La clôture de l'instruction a été prononcée le 05 novembre 2015.
La Cour renvoie, pour un plus ample exposé des faits et prétentions initiales des parties, à la décision déférée et aux écritures susvisées, par application des dispositions de l'article 455 du code de procédure civile.
MOTIFS
La société Esquiss n'a présenté en appel aucun moyen nouveau de droit ou de fait qui justifie de remettre en cause le jugement attaqué lequel repose sur des motifs pertinents, résultant d'une analyse correcte des éléments de la procédure, notamment des pièces contractuelles et de la juste application de la loi et des principes régissant la matière.

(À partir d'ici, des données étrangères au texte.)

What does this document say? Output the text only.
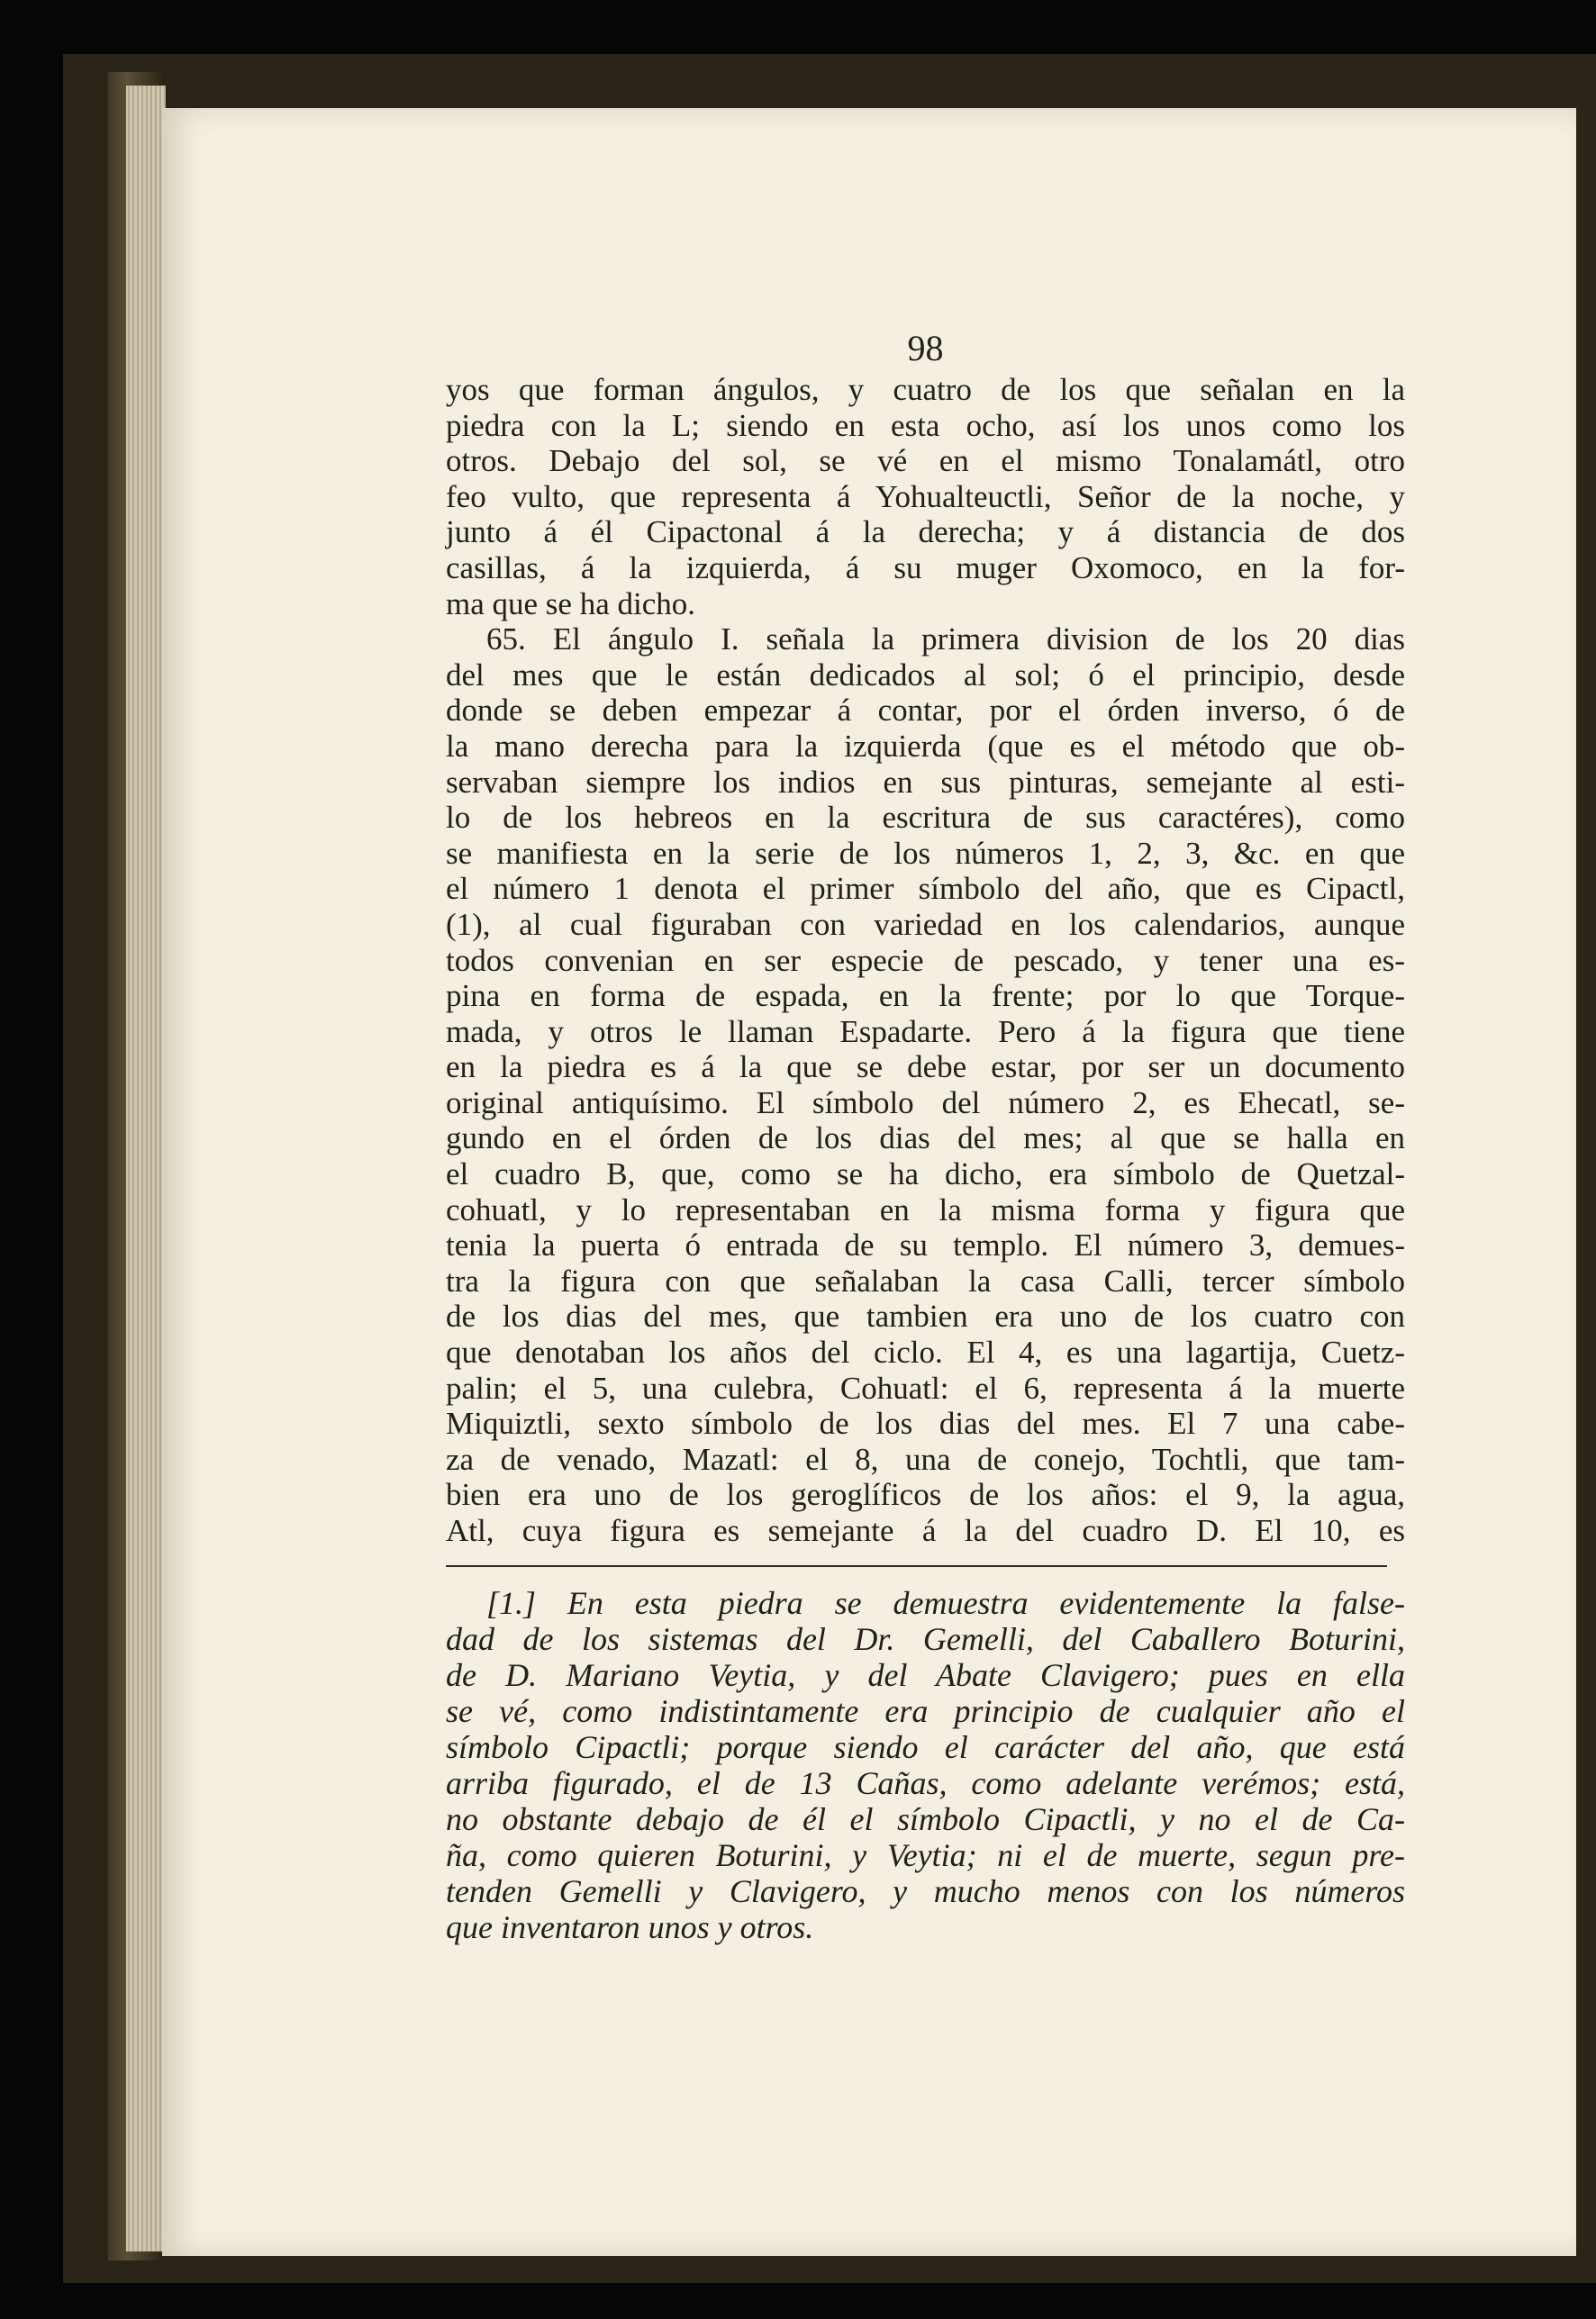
98
yos que forman ángulos, y cuatro de los que señalan en la
piedra con la L; siendo en esta ocho, así los unos como los
otros. Debajo del sol, se vé en el mismo Tonalamátl, otro
feo vulto, que representa á Yohualteuctli, Señor de la noche, y
junto á él Cipactonal á la derecha; y á distancia de dos
casillas, á la izquierda, á su muger Oxomoco, en la for-
ma que se ha dicho.
65. El ángulo I. señala la primera division de los 20 dias
del mes que le están dedicados al sol; ó el principio, desde
donde se deben empezar á contar, por el órden inverso, ó de
la mano derecha para la izquierda (que es el método que ob-
servaban siempre los indios en sus pinturas, semejante al esti-
lo de los hebreos en la escritura de sus caractéres), como
se manifiesta en la serie de los números 1, 2, 3, &c. en que
el número 1 denota el primer símbolo del año, que es Cipactl,
(1), al cual figuraban con variedad en los calendarios, aunque
todos convenian en ser especie de pescado, y tener una es-
pina en forma de espada, en la frente; por lo que Torque-
mada, y otros le llaman Espadarte. Pero á la figura que tiene
en la piedra es á la que se debe estar, por ser un documento
original antiquísimo. El símbolo del número 2, es Ehecatl, se-
gundo en el órden de los dias del mes; al que se halla en
el cuadro B, que, como se ha dicho, era símbolo de Quetzal-
cohuatl, y lo representaban en la misma forma y figura que
tenia la puerta ó entrada de su templo. El número 3, demues-
tra la figura con que señalaban la casa Calli, tercer símbolo
de los dias del mes, que tambien era uno de los cuatro con
que denotaban los años del ciclo. El 4, es una lagartija, Cuetz-
palin; el 5, una culebra, Cohuatl: el 6, representa á la muerte
Miquiztli, sexto símbolo de los dias del mes. El 7 una cabe-
za de venado, Mazatl: el 8, una de conejo, Tochtli, que tam-
bien era uno de los geroglíficos de los años: el 9, la agua,
Atl, cuya figura es semejante á la del cuadro D. El 10, es
[1.] En esta piedra se demuestra evidentemente la false-
dad de los sistemas del Dr. Gemelli, del Caballero Boturini,
de D. Mariano Veytia, y del Abate Clavigero; pues en ella
se vé, como indistintamente era principio de cualquier año el
símbolo Cipactli; porque siendo el carácter del año, que está
arriba figurado, el de 13 Cañas, como adelante verémos; está,
no obstante debajo de él el símbolo Cipactli, y no el de Ca-
ña, como quieren Boturini, y Veytia; ni el de muerte, segun pre-
tenden Gemelli y Clavigero, y mucho menos con los números
que inventaron unos y otros.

Sur la brusque rupture de relations commerciales établies
La société Yves Dorsey ne conteste pas qu'elle a momentanément cessé de passer des commandes à la société Esquiss, affirmant qu'il ne s'agissait pas d'une rupture partielle des relations commerciales mais d'une situation conjoncturelle du fait de la baisse considérable de son propre chiffre d'affaires qui est passé de 16.202.017 € en 2006/2007 à 13.620.782 € en 2008 /2009.

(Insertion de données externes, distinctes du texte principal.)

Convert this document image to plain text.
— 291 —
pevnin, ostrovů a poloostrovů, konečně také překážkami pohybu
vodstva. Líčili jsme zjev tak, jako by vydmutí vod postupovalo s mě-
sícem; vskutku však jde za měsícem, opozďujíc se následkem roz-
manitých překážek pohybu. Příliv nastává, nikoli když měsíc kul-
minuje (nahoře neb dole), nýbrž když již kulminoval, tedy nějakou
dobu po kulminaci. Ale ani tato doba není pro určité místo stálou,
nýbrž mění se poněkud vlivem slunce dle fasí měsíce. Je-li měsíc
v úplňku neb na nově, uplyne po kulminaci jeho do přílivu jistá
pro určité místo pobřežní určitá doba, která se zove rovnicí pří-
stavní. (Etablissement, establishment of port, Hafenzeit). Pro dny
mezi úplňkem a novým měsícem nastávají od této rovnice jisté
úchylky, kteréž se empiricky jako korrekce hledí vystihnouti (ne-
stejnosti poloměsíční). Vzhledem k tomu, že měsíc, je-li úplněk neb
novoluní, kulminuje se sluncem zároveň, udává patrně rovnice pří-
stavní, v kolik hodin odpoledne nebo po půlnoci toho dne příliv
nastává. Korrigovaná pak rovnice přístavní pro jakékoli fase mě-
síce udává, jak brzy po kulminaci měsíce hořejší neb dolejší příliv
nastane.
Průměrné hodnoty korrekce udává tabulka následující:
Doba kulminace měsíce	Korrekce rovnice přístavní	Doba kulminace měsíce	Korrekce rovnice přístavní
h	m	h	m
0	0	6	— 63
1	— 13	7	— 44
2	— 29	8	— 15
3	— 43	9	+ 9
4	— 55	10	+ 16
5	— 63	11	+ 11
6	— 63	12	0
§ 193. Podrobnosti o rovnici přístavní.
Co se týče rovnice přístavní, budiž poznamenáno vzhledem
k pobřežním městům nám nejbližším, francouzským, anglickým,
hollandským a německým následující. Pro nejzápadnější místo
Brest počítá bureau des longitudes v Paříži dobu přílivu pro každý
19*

Elle fait par ailleurs valoir que la notification le 5 janvier 2010 par la société Esquiss d'une augmentation importante et sans délai de ses prix aurait conduit à une rupture brutale des relations puisqu'elle ne pouvait supporter une augmentation de plus de 40 % de ses coûts.
La société Esquiss expose qu'elle ne facture que des commissions à la société Yves Dorsey et qu'alors qu'en 2008 la société Yves Dorsey lui avait passé des commandes sur une période de 10 mois représentant 341 929 € de commissions, en 2009 les commissions se sont élevées à 223 720 € sur 12 mois.
La société Esquiss ne saurait prétendre avoir subi une absence de commandes pendant plusieurs mois consécutifs, puisqu'elle a reçu des commissions au cours des douze mois de l'année 2009 ; par ailleurs elle ne conteste pas que la société Dorsey lui a proposé une aide financière sous forme de prêt pour faire face à la baisse des commissions, démontrant ainsi sa volonté de poursuivre les relations commerciales en cours.
La société Dorsey n'avait pris envers son partenaire aucun engagement de volume de sorte que, connaissant une baisse de son chiffre d'affaires d'un montant de 2.581.235 € en une année, soit un peu plus de 15 %, elle ne pouvait que répercuter celle-ci sur ses commandes sans que cette baisse constitue une rupture même partielle des relations commerciales d'autant qu'elle lui a dans le même temps proposé une aide financière ; en revanche la réaction de son partenaire qui lui a annoncé dès le 5 janvier 2010 qu'elle augmentait le coût unitaire des chemises au motif que la baisse des commandes entraînait une augmentation de ses coûts de production rendait la rupture prévisible, la société Yves Dorsey lui ayant répondu le 6 janvier 2010, qu'il ne lui était plus possible de lui commander des chemises du fait de cette augmentation ; qu'en conséquence la société Esquiss ayant modifié l'économie des relations commerciales, la rupture des relations commerciales qui s'en est suivie ne saurait être qualifiée de brutale.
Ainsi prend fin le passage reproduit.